Au même moment, Antoine de Galbert a choisi d'extraire quelques pièces de sa collection pour faire écho à ce monde si particulier de l'artiste japonais, mort en 1990.
Mutatis, mutandis, c'est le titre de cette exposition parallèle, qui pour n'être que parallèle n'en est pas moins passionnante.

L'exposition est présentée sur trois niveaux et montre aussi bien des œuvres d'artistes qui appartiennent désormais au patrimoine, comme Bellmer, que d'autres, moins connus.

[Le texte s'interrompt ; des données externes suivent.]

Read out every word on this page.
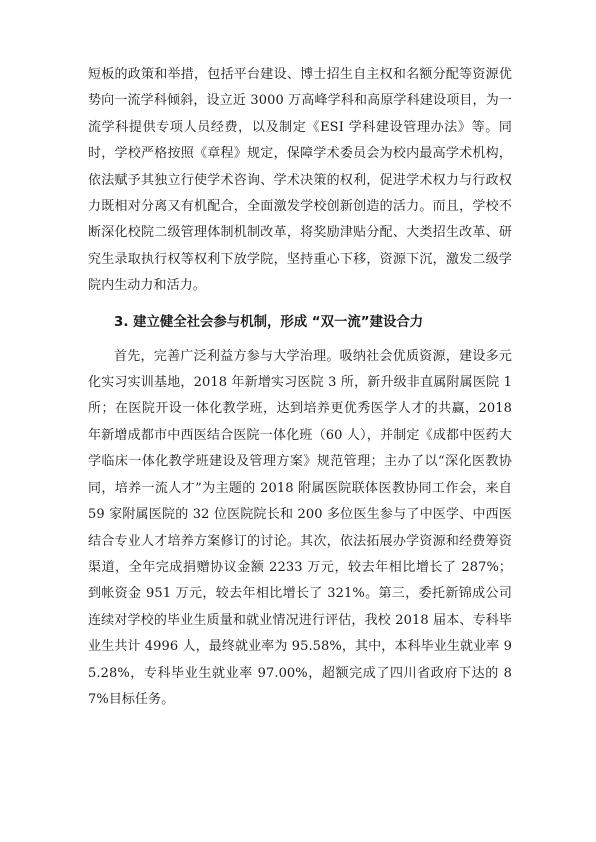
短板的政策和举措，包括平台建设、博士招生自主权和名额分配等资源优势向一流学科倾斜，设立近 3000 万高峰学科和高原学科建设项目，为一流学科提供专项人员经费，以及制定《ESI 学科建设管理办法》等。同时，学校严格按照《章程》规定，保障学术委员会为校内最高学术机构，依法赋予其独立行使学术咨询、学术决策的权利，促进学术权力与行政权力既相对分离又有机配合，全面激发学校创新创造的活力。而且，学校不断深化校院二级管理体制机制改革，将奖励津贴分配、大类招生改革、研究生录取执行权等权利下放学院，坚持重心下移，资源下沉，激发二级学院内生动力和活力。

3. 建立健全社会参与机制，形成 “双一流”建设合力

首先，完善广泛利益方参与大学治理。吸纳社会优质资源，建设多元化实习实训基地，2018 年新增实习医院 3 所，新升级非直属附属医院 1 所；在医院开设一体化教学班，达到培养更优秀医学人才的共赢，2018 年新增成都市中西医结合医院一体化班（60 人），并制定《成都中医药大学临床一体化教学班建设及管理方案》规范管理；主办了以“深化医教协同，培养一流人才”为主题的 2018 附属医院联体医教协同工作会，来自 59 家附属医院的 32 位医院院长和 200 多位医生参与了中医学、中西医结合专业人才培养方案修订的讨论。其次，依法拓展办学资源和经费筹资渠道，全年完成捐赠协议金额 2233 万元，较去年相比增长了 287%；到帐资金 951 万元，较去年相比增长了 321%。第三，委托新锦成公司连续对学校的毕业生质量和就业情况进行评估，我校 2018 届本、专科毕业生共计 4996 人，最终就业率为 95.58%，其中，本科毕业生就业率 95.28%，专科毕业生就业率 97.00%，超额完成了四川省政府下达的 87%目标任务。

Ce monde si particulier de Tetsumi Kudo, comment le décrire ? C'est un monde de l'organique, un monde de prolifération, d'excroissances, un monde de formes exubérantes, de formes en évolution, non-définitives ; ce monde peut être visqueux, coulant, variable mais également contenu, emprisonné. La putréfaction (liée au corps, aux humeurs, à l'organique) n'est jamais loin. La contagion non plus. Métastases, coulures, engloutissement, fumées, lambeaux, corps en pièces détachées, vers, escargots qui bavent et laissent des traces. Les lumières sont froides, glauques ou fluorescentes. Artificielles. Comme les fleurs en plastique. Imputrescibles, elles. Le corps malmené, attaqué, ficelé ; phallus répété à l'infini, conjuration d'une impuissance à être. Un dégoût, une révolte. Mais une poésie qui s'en dégage.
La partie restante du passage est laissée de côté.